Der wahre Bhakta liebt Gott nur um ihn zu lieben, er liebt Gott um der Liebe willen und nicht weil er dadurch die durch die Gunas definierten niederen Arten der Motive Gott zu lieben erfüllen möchte. Er will Gott als Diener oder Geliebter lieben und dieses impliziert eben das man ohne Erwartungen oder Gegenleistungen Liebt.
67. “Bhaktas die nur Gott alleine Lieben sind die besten.”
Das einzige Motiv für Bhakti sollte die höchste Liebe zu Gott alleine sein, auch wenn dieses reine Motiv erst durch Reinigung und Herzöffnung schrittweise erreicht werden kann. Der Bhakti Weg führt durch eine stufenweise Entwicklung und mümdet in dieser reinen Liebe zu Gott.
68. “Wenn wahre Bhaktas von Gott sprechen, zittern ihre Stimmen, sie weinen, ihre Haare stehen ab, sie reinigen damit ihre Familien und die gesamte Welt.”
Ist diese reine Liebe zu Gott erreicht, werden alle Konzepte über Gott zu unmittelbaren Erfahrungen die das ganze Wesen transformieren und jedes denken an Gott wird den Bhakta tief Rühren. Dieser Zustand ist ein großer Seegen der alle mit dem Verwirklichten verbundenen Seelen bereichert.
69. “Sie segnen die Pilgerorte, ihre Handlungen sind segensreich und sie verleihen den heiligen Schriften Kraft.”
Der besondere Segen der auf dem Bhakta im Zustand der höchsten Liebe liegt, strahlt durch seine Anwesenheit und seine Handlungen auf die Umgebung aus. Im spirituellen Weltbild geht man davon aus, dass der Mensch kein isoliertes Wesen ist, sondern mit seiner Umwelt auf vielen Ebenen in Verbindung steht, ja sogar eins damit ist. Eine starke Segenskraft überträgt sich durch den einzelnen auf das gesamte Feld seiner Erfahrungen.
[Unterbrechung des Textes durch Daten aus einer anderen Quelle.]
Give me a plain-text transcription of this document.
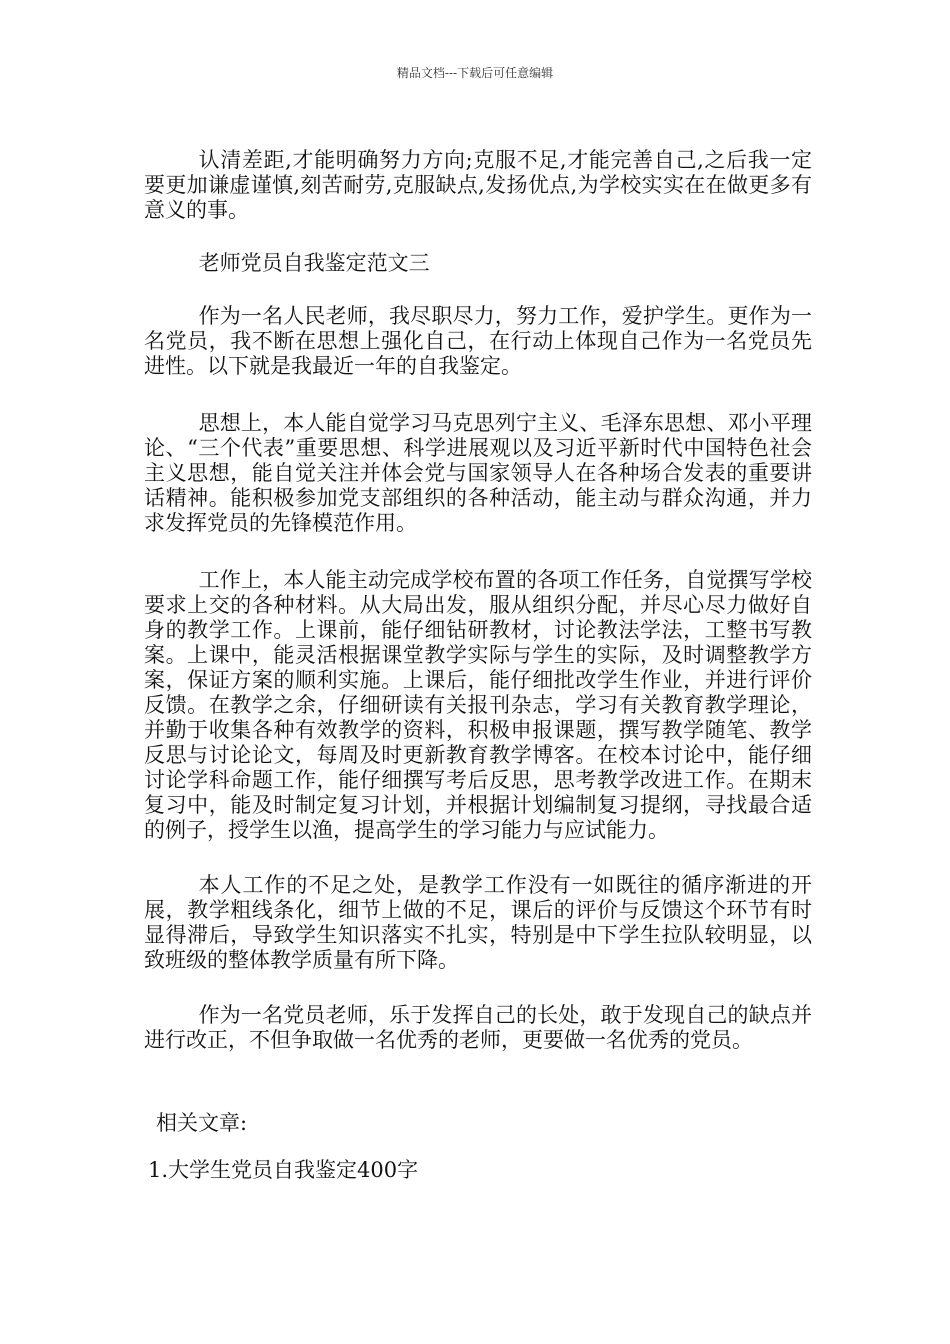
精品文档---下载后可任意编辑

认清差距,才能明确努力方向;克服不足,才能完善自己,之后我一定要更加谦虚谨慎,刻苦耐劳,克服缺点,发扬优点,为学校实实在在做更多有意义的事。

老师党员自我鉴定范文三

作为一名人民老师，我尽职尽力，努力工作，爱护学生。更作为一名党员，我不断在思想上强化自己，在行动上体现自己作为一名党员先进性。以下就是我最近一年的自我鉴定。

思想上，本人能自觉学习马克思列宁主义、毛泽东思想、邓小平理论、“三个代表”重要思想、科学进展观以及习近平新时代中国特色社会主义思想，能自觉关注并体会党与国家领导人在各种场合发表的重要讲话精神。能积极参加党支部组织的各种活动，能主动与群众沟通，并力求发挥党员的先锋模范作用。

工作上，本人能主动完成学校布置的各项工作任务，自觉撰写学校要求上交的各种材料。从大局出发，服从组织分配，并尽心尽力做好自身的教学工作。上课前，能仔细钻研教材，讨论教法学法，工整书写教案。上课中，能灵活根据课堂教学实际与学生的实际，及时调整教学方案，保证方案的顺利实施。上课后，能仔细批改学生作业，并进行评价反馈。在教学之余，仔细研读有关报刊杂志，学习有关教育教学理论，并勤于收集各种有效教学的资料，积极申报课题，撰写教学随笔、教学反思与讨论论文，每周及时更新教育教学博客。在校本讨论中，能仔细讨论学科命题工作，能仔细撰写考后反思，思考教学改进工作。在期末复习中，能及时制定复习计划，并根据计划编制复习提纲，寻找最合适的例子，授学生以渔，提高学生的学习能力与应试能力。

本人工作的不足之处，是教学工作没有一如既往的循序渐进的开展，教学粗线条化，细节上做的不足，课后的评价与反馈这个环节有时显得滞后，导致学生知识落实不扎实，特别是中下学生拉队较明显，以致班级的整体教学质量有所下降。

作为一名党员老师，乐于发挥自己的长处，敢于发现自己的缺点并进行改正，不但争取做一名优秀的老师，更要做一名优秀的党员。

相关文章:

1.大学生党员自我鉴定400字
70. “Sie sind mit dem Geist Gottes erfüllt.”
Wer im Zustand der höchsten Liebe zu Gott ist, der wird zum Werkzeug Gottes auf Erden, er ist Gottes Manifestation im Göttlichen Feld. Die Liebe zu Gott lässt den Bhakta zum Instrument werden und sein Innenleben ebenso wie das Aussenleben völlig verwandeln um nurnoch im Einklang mit Gott und seiner Schöpfung zu sein.
71. “Es frohlocken die Vorfahren, die Götter tanzen vor Freude, und Mutter Erde wird geschützt.”
So weitreichend sind die Folgen dieser Transformation, es hat Auswirkungen auf die astrale Ebene wo die Vorfahren weilen, es berührt die Götter (nicht zu verwechseln mit “Gott”) die auch gesegnet werden durch die satrke Kraft der Liebe. Ausserdem, so Narada Muni, hat es Folgen für Mutter Erde die durch die Segnungen des verwirklichten Bhakti gesegnet wird.
72. “Es gibt bei ihnen keine Unterscheidungen von Kaste, Bildung, Schönheit der Gestalt, Geburt, Wohlstand, Beruf oder ähnlichem.”
Für den Bhakta der die höchste Liebe zu Gott zum Ausdruck bringt wird jede Erfahrung die er macht immer eine Erinnerung an diese Liebe bzw. ein Ausdruck Gottes. Es wird nicht mehr unterschieden zwischen den üblichen Kategorien in der Welt. So werden zB Menschen aus verschiedenen Gesellschaftsschichten oder Bildungsniveaus als gleichwertig betrachtet, da jedes Wesen eine manifestation Gottes ist.
73. “Weil sie alle zu Gott gehören.”
Jeder Mensch auf Erden, unabhängig von den eben genannten Kategorien, ist Gott zugehörig bzw. eine Verkörperung des Einen. Wobei hier natürlich wieder die Frage nach der Definition von “Gott” auftaucht. Der wahre Bhakta erkennt alle Wesen als verkörperung von Gott und entsprechend verhält er sich so gegenüber allem und jedem.
Soweit mein Kommentar zu den Versen 58-73 des Narada Bhakti Sutra, dem wunderbaren Text aus dem Hinduismus über die liebe zu Gott.